Yes, I’ve been avoiding writing this. I’ve known I’ve needed to write this, explore this, for a few weeks. Longer, really, but it had been buried deeper. I’ve been thinking so much about this book I’m going to work on for the next year. I’ve got ideas about the topics I’m going to write on, the structure I want to use/create, the characters I’m going to need and want, and their arcs. There are so many things that go into a book, especially when you’re trying to create a new form, an experimental work.

And the most important question appears: why?

Why am I writing?

Why this story?

Why this character?

I want to say that these are impossible questions, but they aren’t. They are the reason we write. We write to explore ourselves, to make ourselves uncomfortable. I always avoid the uncomfortable. I like to think that everyone does. But now I need to lean into it.

I suppose that the main reason I am interested in this subject is because I like challenging topics. I like books that quietly, unpretentiously, grapple with compelling, scary issues.

I’ve always felt that the foster care system is simply interesting to me. It’s not something I have experienced or ever imagined I would experience. It creates stories all by itself. But interesting is not enough. It’s not enough to devote so much time and work to. There are plenty of things that are scary about the system, but what part of it makes it scary enough for me to pursue like this?

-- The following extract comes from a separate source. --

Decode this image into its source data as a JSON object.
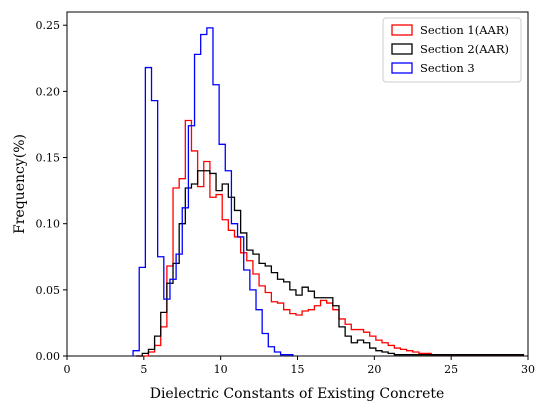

I think it has to do with family. My story keeps moving towards being more and more family-centric. I have a family. A broad family. I always have my parents to fall back on. I have grandparents and aunts and uncles who would travel halfway around the world to help me. I have cousins who I know would open their doors to me in a pinch. And I have family friends who have made it clear that their doors are open in an emergency.

These are comforting things to know. So what happens when someone doesn’t have that comfort. I know that many people don’t. I know that I am immensely lucky. And so of course I find life without that support to be terrifying.

So I take it to extremes. What if you lost that support over and over again? What if now you are losing that support to death? What happens when your world changes so drastically and you’re not very good at handling that?

I’m pretty good at handling things. I don’t know why. I guess my mom did a decent job on me. I went through my struggles pretty smoothly. Which is not to say I don’t have my issues. I’ve got plenty. But others have more.

I suppose these complicated personal issues, mental health issues, are something that interest me. It’s hard to live with, hard to have relationships with. But if everyone who has a mental health issue didn’t get to have great, healthy relationships, our species wouldn’t exist. That’s what I tell people around me all the time, because I live in a complicated relationship, like many people.

On top of my issues, like anxiety, stress, and a myriad of odd health issues, my partner has many of his own. He experiences depression, severe anxiety (far, far worse than mine), and occasional agoraphobia. Does this make life harder? Yes. But it doesn’t change that these aspects of him are part of the whole person whom I love very deeply.

I guess I want to tell this story from his side, the side of the person in the relationship who struggles more. Because I have found that I respect that position very much. To be able to fully accept that you have serious life-effecting issues takes a lot of strength. To be in a relationship is both wonderful and terrifying. On the one hand, you have support. On the other, there’s someone extremely close to you that makes you see how far from “normal” you are (even though “normal” doesn’t really exist). So yes, I believe my partners position is harder than mine. I think that, from the outside, most poeple assume that I’m in the hard spot. But I see him question all the time if he has a right to be with me.

These are the hard questions. These challenging relationships are what make me write. They are what I want to explore. They are the why.

And the answer is yes. He has every right to be with me. Because he is just as whole a human, just as valuable, just as loving, just as creative. He’s just a different human, valuable in different ways, loving in different ways, and creative in different ways. And that’s why I love him. His perspective makes me think. He pushes me to question more. He pushes me to challenge myself. He pushes me to write. He pushes me to love. He pushes me to be uncomfortable.